Scatter plots are often used to identify relationships between two variables, such as annual income and years of education. The relationship between the two variables is called the correlation; the closer the data comes to making a straight line, the stronger the correlation.
When analyzing scatter plots, the viewer also looks for the slope and strength of the data pattern. Slope refers to the direction of change in one variable when the other gets bigger.
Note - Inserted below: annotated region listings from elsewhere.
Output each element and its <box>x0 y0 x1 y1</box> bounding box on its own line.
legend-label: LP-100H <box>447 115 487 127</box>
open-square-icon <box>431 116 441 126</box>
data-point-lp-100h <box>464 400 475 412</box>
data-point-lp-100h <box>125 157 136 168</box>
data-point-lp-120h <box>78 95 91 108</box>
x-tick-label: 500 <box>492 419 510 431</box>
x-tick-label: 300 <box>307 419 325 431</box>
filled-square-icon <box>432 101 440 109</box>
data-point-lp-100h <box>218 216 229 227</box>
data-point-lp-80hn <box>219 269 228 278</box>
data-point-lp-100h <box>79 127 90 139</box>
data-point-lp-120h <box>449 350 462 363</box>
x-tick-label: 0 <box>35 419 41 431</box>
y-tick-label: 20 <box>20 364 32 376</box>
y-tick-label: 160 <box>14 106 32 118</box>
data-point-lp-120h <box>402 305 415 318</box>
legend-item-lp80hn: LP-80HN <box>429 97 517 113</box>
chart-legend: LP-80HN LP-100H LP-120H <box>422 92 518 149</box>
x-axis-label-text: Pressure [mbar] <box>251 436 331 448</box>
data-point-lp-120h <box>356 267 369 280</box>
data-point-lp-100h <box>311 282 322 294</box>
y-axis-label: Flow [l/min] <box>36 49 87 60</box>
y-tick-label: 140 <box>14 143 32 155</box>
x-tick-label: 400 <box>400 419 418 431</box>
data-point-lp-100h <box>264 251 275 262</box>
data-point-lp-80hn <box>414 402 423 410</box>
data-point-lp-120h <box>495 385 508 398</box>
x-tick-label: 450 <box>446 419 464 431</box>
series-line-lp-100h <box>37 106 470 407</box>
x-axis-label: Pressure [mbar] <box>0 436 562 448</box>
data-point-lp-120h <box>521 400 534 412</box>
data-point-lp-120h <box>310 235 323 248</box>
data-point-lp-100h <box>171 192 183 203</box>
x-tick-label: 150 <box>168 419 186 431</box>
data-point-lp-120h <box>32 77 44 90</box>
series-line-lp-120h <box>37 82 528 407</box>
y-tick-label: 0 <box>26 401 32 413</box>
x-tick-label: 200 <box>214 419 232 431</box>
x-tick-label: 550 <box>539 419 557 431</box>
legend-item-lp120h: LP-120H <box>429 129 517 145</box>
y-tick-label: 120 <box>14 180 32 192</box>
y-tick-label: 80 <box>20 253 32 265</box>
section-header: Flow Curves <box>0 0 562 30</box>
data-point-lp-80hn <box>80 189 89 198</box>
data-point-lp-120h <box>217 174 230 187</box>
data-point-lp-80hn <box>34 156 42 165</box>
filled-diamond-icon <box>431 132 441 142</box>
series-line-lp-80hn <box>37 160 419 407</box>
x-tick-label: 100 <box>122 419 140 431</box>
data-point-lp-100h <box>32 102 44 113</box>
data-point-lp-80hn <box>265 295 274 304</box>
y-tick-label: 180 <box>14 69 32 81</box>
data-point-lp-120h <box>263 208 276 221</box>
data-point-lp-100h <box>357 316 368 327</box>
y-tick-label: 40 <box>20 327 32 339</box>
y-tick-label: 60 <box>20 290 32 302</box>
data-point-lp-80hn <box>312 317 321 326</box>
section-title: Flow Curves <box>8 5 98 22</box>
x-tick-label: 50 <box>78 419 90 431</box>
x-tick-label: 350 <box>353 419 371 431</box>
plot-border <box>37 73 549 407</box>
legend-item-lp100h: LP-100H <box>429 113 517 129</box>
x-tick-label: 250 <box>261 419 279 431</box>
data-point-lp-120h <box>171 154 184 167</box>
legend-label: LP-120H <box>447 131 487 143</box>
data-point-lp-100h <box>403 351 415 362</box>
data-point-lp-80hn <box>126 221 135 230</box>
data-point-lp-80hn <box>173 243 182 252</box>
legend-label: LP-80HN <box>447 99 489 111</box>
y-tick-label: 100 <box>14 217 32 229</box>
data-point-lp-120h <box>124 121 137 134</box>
Strength refers to the scatter of the plot: if the points are tightly concentrated around a line, the relationship is strong.
Scatter plots can also show unusual features of the data set, such as clusters, patterns, or outliers, that would be hidden if the data were merely in a table.
Regression lines, or best fit lines, are a type of annotation on scatterplots that show the overall trend of a set of data.
Linear regression is a statistical method for modeling the relationship between two variables. The method works well with scatterplots because scatterplots show two variables. The resulting line from a linear regression analysis can be plotted on a scatterplot of the same data and shows the general trend of the data. The goal of linear regression is to create a mathematical model so one can predict the value of Y when the value of X is known.
While regression lines are most often seen on scatter plots, they are also compatible with bar and column charts with time ordered bars, and line charts.